Background: Prothrombin complex concentrates (PCCs), which contain different coagulation proteins, are attractive alternatives to the standard methods to treat dilution-induced (and, generally, traumatic) coagulopathy. We investigated the ability of a novel PCC composition to restore normal thrombin generation in diluted blood. The performance of the proposed PCC composition (coagulation factors [F] II, IX, and X and the anticoagulant antithrombin), designated PCC-AT, was compared with that of FVIIa and PCC-FVII, which is the PCC composition containing FII, FVII, FIX, and FX (main components of most PCCs).

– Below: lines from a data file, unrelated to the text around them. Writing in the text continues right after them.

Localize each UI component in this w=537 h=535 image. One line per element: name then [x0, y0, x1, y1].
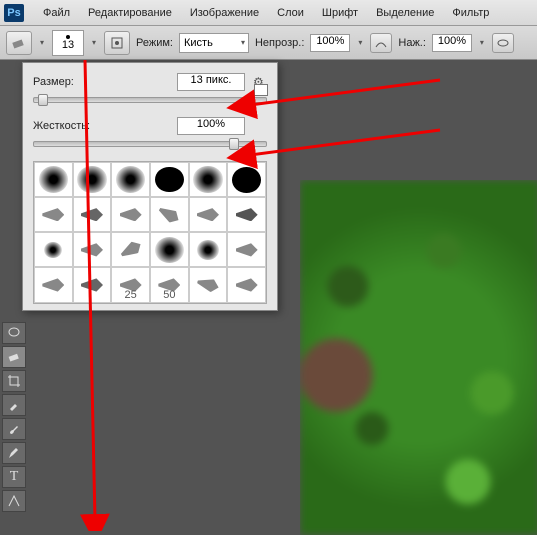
brush-swatch[interactable]: [73, 162, 112, 197]
brush-dropdown-icon[interactable]: ▾: [90, 38, 98, 47]
toolbox: T: [0, 320, 28, 514]
brush-swatch[interactable]: [150, 197, 189, 232]
brush-swatch[interactable]: [227, 267, 266, 302]
tool-dropdown-icon[interactable]: ▾: [38, 38, 46, 47]
tool-eyedropper[interactable]: [2, 394, 26, 416]
brush-swatch[interactable]: [34, 162, 73, 197]
hardness-label: Жесткость:: [33, 120, 113, 132]
menu-image[interactable]: Изображение: [181, 7, 268, 19]
tool-eraser[interactable]: [2, 346, 26, 368]
brush-swatch[interactable]: [189, 162, 228, 197]
tool-crop[interactable]: [2, 370, 26, 392]
tool-pencil[interactable]: [2, 442, 26, 464]
flow-input[interactable]: 100%: [432, 34, 472, 52]
size-input[interactable]: 13 пикс.: [177, 73, 245, 91]
swatch-label: 25: [125, 289, 137, 301]
brush-preset-picker[interactable]: 13: [52, 30, 84, 56]
brush-swatch[interactable]: [189, 232, 228, 267]
tool-path[interactable]: [2, 490, 26, 512]
hardness-slider[interactable]: [33, 141, 267, 147]
hardness-value: 100%: [197, 118, 225, 130]
size-value: 13 пикс.: [191, 74, 232, 86]
brush-settings-panel: Размер: 13 пикс. ⚙ Жесткость: 100% 25: [22, 62, 278, 311]
brush-swatch[interactable]: [111, 232, 150, 267]
brush-swatch[interactable]: [227, 232, 266, 267]
new-preset-icon[interactable]: [254, 84, 268, 96]
pressure-opacity-toggle[interactable]: [370, 33, 392, 53]
brush-swatch[interactable]: [150, 162, 189, 197]
brush-swatch[interactable]: [227, 197, 266, 232]
opacity-value: 100%: [316, 35, 344, 47]
brush-swatch[interactable]: [189, 197, 228, 232]
brush-swatch[interactable]: [111, 162, 150, 197]
flow-label: Наж.:: [398, 37, 426, 49]
brush-swatch-grid: 25 50: [33, 161, 267, 304]
brush-swatch[interactable]: [34, 267, 73, 302]
airbrush-toggle[interactable]: [492, 33, 514, 53]
flow-value: 100%: [438, 35, 466, 47]
menu-edit[interactable]: Редактирование: [79, 7, 181, 19]
size-label: Размер:: [33, 76, 113, 88]
size-slider[interactable]: [33, 97, 267, 103]
brush-size-display: 13: [62, 39, 74, 51]
brush-swatch[interactable]: [73, 232, 112, 267]
hardness-input[interactable]: 100%: [177, 117, 245, 135]
mode-select[interactable]: Кисть: [179, 33, 249, 53]
opacity-label: Непрозр.:: [255, 37, 304, 49]
brush-swatch[interactable]: [73, 197, 112, 232]
brush-swatch[interactable]: [189, 267, 228, 302]
hardness-slider-thumb[interactable]: [229, 138, 239, 150]
menu-file[interactable]: Файл: [34, 7, 79, 19]
brush-swatch[interactable]: [150, 232, 189, 267]
size-slider-thumb[interactable]: [38, 94, 48, 106]
menu-bar: Ps Файл Редактирование Изображение Слои …: [0, 0, 537, 26]
document-canvas[interactable]: [300, 180, 537, 535]
current-tool-eraser[interactable]: [6, 31, 32, 55]
swatch-label: 50: [163, 289, 175, 301]
menu-filter[interactable]: Фильтр: [443, 7, 498, 19]
options-bar: ▾ 13 ▾ Режим: Кисть Непрозр.: 100% ▾ Наж…: [0, 26, 537, 60]
brush-swatch[interactable]: 25: [111, 267, 150, 302]
mode-label: Режим:: [136, 37, 173, 49]
mode-value: Кисть: [184, 37, 213, 49]
brush-swatch[interactable]: [111, 197, 150, 232]
tool-lasso[interactable]: [2, 322, 26, 344]
menu-layers[interactable]: Слои: [268, 7, 313, 19]
app-logo: Ps: [4, 4, 24, 22]
opacity-dropdown-icon[interactable]: ▾: [356, 38, 364, 47]
menu-type[interactable]: Шрифт: [313, 7, 367, 19]
tool-brush[interactable]: [2, 418, 26, 440]
opacity-input[interactable]: 100%: [310, 34, 350, 52]
brush-panel-toggle[interactable]: [104, 31, 130, 55]
menu-select[interactable]: Выделение: [367, 7, 443, 19]
tool-text[interactable]: T: [2, 466, 26, 488]
brush-swatch[interactable]: [34, 197, 73, 232]
flow-dropdown-icon[interactable]: ▾: [478, 38, 486, 47]
brush-swatch[interactable]: [34, 232, 73, 267]
brush-swatch[interactable]: 50: [150, 267, 189, 302]
brush-swatch[interactable]: [227, 162, 266, 197]
brush-swatch[interactable]: [73, 267, 112, 302]
canvas-image: [300, 180, 537, 535]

Methods: We used a thoroughly validated computational model to simulate thrombin generation in normal and diluted blood for 472 healthy subjects in the control group of the Leiden Thrombophilia Study. For every simulated thrombin curve, we calculated and analyzed five standard thrombin generation parameters.
Results: The three therapeutic agents (FVIIa, PCC-FVII, and PCC-AT) caused statistically significant changes in each of the five thrombin generation parameters in diluted blood. Factor VIIa tended to primarily impact clotting time, thrombin peak time, and maximum slope of the thrombin curve, whereas in the case of PCC-FVII, thrombin peak height and the area under the thrombin curve were affected particularly strongly. As a result, these two therapeutics tended to push those respective parameters outside their normal ranges. PCC-AT significantly outperformed both FVIIa and PCC-FVII in its ability to normalize individual thrombin generation parameters in diluted blood. Furthermore, PCC-AT could simultaneously restore all five thrombin generation parameters to their normal levels in every subject in the study group.
Conclusions: Our computational results suggest that PCC-AT may demonstrate a superior ability to restore normal thrombin generation compared with FVIIa and PCC-FVII.